Re: [PATCH 1/5] mtd: nand: vf610_nfc: Freescale NFC for VF610, MPC5125 and others

From: Bill Pringlemeir
Date: Fri Mar 06 2015 - 11:03:27 EST


On 6 Mar 2015, stefan@xxxxxxxx wrote:

> On 2015-03-06 07:15, Sascha Hauer wrote:
>> Hi Stefan,

>> On Thu, Mar 05, 2015 at 12:10:20AM +0100, Stefan Agner wrote:
>>> +
>>> +static int vf610_nfc_probe_dt(struct device *dev, struct
>>> vf610_nfc_config *cfg)
>>> +{
>>> + struct device_node *np = dev->of_node;
>>> + int buswidth;
>>> + u32 clkrate;
>>> +
>>> + if (!np)
>>> + return 1;
>>> +
>>> + cfg->flash_bbt = of_get_nand_on_flash_bbt(np);
>>> +
>>> + if (!of_property_read_u32(np, "clock-frequency", &clkrate))
>>> + cfg->clkrate = clkrate;

>> Normally the clock-frequency property tells the driver at which
>> frequency the device actually is running, not to tell the driver at
>> which frequency the device *should* run. It's strange to use the
>> value of the clock-frequency property as input to
>> clk_set_rate(). Maybe the assigned clock binding is more appropriate
>> here, see Documentation/devicetree/bindings/clock/clock-bindings.txt.

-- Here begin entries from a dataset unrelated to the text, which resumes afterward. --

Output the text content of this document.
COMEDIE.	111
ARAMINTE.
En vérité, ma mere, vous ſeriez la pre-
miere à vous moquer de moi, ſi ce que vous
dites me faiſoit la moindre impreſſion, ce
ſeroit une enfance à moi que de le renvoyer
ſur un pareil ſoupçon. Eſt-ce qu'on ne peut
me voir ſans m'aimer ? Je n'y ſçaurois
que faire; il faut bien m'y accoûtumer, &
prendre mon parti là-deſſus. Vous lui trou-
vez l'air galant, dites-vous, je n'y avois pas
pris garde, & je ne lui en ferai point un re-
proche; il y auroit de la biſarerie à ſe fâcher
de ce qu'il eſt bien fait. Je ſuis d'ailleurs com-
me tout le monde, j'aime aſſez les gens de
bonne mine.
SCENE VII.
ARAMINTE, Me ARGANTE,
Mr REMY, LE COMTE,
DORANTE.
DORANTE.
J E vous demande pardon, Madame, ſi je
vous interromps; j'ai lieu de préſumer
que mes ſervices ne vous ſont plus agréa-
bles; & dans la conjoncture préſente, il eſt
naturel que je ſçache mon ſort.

> What we try to do here is to specify the hardware limitations. There
> seem to be some hardware restrictions when it comes to clock
> frequencies. There has been a rather long discussion over at
> Freescales community about it:
> https://community.freescale.com/thread/317074

> Not sure if this is the right way to specify the supported
> frequencies, or should we create a custom property for this, something
> like fsl,max-nfc-frequency = <33000000>?

On most SOC's with this controller, the input clock to the controller
affects the NAND flash timing and other factors; so you will want to set
it based on the board/NAND stuffed. The clock is for synchronous logic
in the controller and affects many properties.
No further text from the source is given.